Using REGEX Regular Expressions for Automated Data Collection and Extraction (Part 2)

Through automated processing and reading of data with artificial intelligence (AI), a document management system such as PaperOffice DMS can help you reduce your business costs by up to 92% and increase operational efficiency.

In the current article, we show you how you can use regular expressions to enjoy the benefits of automated document processing. This applies in particular to documents from companies in any industry.

We show you exact examples of regular expressions and explain step-by-step what they mean and how you can use them.

In this way you can increase your operational efficiency, reduce human error through higher accuracy, lower your current costs, maintain data integrity and improve data security.

The current article extends the first part about intelligent document processing, here takes you directly to the article.

Extracting specific data elements from documents can be an extremely expensive and time-consuming task. Frequently, scans of documents are sent to large outsourcing data entry companies, where the data is entered by hand.

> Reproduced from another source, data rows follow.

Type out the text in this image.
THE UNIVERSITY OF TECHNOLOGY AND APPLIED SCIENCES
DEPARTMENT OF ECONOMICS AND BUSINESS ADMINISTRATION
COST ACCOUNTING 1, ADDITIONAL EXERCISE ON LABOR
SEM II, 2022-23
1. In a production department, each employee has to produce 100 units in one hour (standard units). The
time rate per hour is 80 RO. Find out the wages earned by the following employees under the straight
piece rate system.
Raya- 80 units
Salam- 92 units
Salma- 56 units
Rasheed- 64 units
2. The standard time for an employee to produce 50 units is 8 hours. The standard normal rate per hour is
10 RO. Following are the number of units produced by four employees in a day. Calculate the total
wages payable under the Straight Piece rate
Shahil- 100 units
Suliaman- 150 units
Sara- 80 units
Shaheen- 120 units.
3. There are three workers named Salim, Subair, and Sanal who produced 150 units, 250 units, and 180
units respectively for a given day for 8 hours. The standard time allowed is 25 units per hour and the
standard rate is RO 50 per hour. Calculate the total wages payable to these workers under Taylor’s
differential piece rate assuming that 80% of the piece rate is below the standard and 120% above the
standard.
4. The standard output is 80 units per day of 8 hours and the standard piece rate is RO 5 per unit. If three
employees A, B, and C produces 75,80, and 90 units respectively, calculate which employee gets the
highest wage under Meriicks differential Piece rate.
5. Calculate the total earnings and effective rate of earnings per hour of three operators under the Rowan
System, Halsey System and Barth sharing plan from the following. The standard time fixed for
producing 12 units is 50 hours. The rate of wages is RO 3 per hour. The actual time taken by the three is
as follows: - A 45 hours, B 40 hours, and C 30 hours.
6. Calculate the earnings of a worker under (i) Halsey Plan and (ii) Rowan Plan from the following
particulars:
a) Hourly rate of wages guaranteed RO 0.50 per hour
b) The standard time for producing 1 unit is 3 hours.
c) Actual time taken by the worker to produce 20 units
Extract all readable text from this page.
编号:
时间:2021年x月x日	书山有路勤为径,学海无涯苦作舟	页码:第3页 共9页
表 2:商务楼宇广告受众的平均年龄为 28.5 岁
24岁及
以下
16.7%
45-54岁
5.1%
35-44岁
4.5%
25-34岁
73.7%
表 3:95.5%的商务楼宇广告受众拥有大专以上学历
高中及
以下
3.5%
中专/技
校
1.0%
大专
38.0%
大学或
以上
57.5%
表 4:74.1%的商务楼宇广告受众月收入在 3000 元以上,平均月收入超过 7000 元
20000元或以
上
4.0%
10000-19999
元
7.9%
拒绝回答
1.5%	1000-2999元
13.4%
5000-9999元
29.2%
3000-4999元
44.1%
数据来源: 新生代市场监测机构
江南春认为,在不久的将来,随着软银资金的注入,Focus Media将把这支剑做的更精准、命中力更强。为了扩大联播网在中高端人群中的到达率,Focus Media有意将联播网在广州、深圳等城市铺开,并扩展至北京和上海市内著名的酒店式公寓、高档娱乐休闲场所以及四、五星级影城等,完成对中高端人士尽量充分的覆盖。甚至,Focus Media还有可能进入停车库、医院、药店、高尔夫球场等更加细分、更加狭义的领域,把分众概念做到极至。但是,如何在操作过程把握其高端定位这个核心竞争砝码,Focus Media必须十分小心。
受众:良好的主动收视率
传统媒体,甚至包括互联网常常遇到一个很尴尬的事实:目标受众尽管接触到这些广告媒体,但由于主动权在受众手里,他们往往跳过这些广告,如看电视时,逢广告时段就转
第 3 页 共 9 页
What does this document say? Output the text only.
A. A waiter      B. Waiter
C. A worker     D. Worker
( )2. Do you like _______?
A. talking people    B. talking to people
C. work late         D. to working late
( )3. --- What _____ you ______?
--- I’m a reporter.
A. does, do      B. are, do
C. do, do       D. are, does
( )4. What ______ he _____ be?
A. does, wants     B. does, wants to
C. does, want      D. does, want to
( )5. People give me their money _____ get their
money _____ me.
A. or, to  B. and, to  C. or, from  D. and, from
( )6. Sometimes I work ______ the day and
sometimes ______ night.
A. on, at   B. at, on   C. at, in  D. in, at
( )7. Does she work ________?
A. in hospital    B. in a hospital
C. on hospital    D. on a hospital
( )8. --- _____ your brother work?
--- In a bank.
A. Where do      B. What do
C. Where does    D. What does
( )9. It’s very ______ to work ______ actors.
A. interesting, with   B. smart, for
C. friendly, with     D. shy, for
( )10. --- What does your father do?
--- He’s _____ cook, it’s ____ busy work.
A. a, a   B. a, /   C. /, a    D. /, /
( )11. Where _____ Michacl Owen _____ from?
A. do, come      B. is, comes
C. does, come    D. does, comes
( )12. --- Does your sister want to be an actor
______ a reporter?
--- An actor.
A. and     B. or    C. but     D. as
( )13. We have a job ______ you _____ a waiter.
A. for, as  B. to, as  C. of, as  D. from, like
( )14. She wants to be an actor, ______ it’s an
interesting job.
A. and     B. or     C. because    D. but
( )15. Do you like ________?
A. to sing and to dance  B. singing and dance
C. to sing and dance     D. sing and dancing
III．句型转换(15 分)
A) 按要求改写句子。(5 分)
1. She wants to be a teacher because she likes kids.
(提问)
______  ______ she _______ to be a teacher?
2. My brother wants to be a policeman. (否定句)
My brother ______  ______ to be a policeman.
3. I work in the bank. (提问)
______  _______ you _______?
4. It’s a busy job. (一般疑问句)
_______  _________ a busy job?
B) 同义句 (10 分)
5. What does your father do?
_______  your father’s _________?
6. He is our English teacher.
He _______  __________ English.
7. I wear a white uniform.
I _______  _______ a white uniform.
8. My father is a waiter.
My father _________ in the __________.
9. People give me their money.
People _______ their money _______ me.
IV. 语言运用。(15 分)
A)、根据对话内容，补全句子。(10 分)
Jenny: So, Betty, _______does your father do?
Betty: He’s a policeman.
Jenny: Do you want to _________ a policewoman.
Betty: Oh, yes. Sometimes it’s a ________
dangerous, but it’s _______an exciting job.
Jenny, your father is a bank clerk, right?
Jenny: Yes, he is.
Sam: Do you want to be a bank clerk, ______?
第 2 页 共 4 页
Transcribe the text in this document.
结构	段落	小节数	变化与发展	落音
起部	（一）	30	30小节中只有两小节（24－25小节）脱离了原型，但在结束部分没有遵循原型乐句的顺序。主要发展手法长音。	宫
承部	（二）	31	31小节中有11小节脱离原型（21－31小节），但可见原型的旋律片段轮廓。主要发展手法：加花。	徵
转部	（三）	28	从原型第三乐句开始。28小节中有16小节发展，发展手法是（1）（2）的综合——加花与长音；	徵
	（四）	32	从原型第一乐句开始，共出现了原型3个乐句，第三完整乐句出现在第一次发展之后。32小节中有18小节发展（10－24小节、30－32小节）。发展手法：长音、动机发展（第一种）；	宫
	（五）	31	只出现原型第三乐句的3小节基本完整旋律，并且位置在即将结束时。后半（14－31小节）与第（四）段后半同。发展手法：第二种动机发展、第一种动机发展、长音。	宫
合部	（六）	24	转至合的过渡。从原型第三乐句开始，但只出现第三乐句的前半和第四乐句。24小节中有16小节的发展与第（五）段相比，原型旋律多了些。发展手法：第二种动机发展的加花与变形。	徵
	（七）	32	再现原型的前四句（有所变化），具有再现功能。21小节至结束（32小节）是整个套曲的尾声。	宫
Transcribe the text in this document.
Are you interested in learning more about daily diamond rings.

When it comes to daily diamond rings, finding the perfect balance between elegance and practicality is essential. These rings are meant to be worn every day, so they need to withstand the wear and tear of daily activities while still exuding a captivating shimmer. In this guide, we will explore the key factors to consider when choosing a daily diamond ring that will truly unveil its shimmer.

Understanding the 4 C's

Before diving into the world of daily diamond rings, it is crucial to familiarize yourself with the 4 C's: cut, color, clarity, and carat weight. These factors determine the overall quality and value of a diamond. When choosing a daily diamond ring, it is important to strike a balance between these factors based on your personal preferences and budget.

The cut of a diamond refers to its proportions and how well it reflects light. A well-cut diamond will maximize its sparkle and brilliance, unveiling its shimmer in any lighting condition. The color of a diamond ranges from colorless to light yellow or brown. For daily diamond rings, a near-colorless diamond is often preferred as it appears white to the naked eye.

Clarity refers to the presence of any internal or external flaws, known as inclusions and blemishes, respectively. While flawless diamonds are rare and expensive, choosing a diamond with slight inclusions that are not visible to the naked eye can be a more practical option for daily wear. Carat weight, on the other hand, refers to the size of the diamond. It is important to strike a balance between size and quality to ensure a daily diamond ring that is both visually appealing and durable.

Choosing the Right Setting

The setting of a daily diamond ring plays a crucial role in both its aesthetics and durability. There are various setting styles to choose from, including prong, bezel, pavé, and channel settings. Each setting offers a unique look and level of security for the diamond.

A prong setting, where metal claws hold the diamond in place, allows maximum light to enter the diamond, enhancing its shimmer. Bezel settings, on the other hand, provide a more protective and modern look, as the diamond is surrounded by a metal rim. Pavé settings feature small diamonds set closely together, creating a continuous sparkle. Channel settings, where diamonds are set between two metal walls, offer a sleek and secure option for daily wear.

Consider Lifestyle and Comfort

However, there are several disadvantages to this approach, as follows:

This can jeopardize document security
A delay is introduced in workflow processes
Compared to automated extraction, manual indexing is a slow process
Manual indexing doesn't scale well on large projects
Manual indexing may introduce errors into the data
If a document is changed, the entire process starts all over again

And many more.

Despite the proliferation of scanning, a large proportion of business transactions are still based on paper-based documents. It is estimated that 85% of invoices are still issued on paper.

In addition, there are mountains of existing paper that have to be stored in huge warehouses!

What is a regular expression?

Regular expressions, also known as "REGEX" are a powerful tool for searching and manipulating text. They make it possible to recognize and edit complex patterns in text.

A regular expression consists of a combination of normal letters and special metacharacters that have special functions.

Regular expressions can also be used to replace or manipulate text. For example, a regular expression can be used.

They are a very powerful tool for word processing and task automation.

How can regular expressions help automate a business?

The increase in digital documents of different types, different naming rules and without a sufficient search system complicates the search process and the process of extracting document information from certain content, especially when it comes to unclassified documents, the search becomes imprecise and takes a long time.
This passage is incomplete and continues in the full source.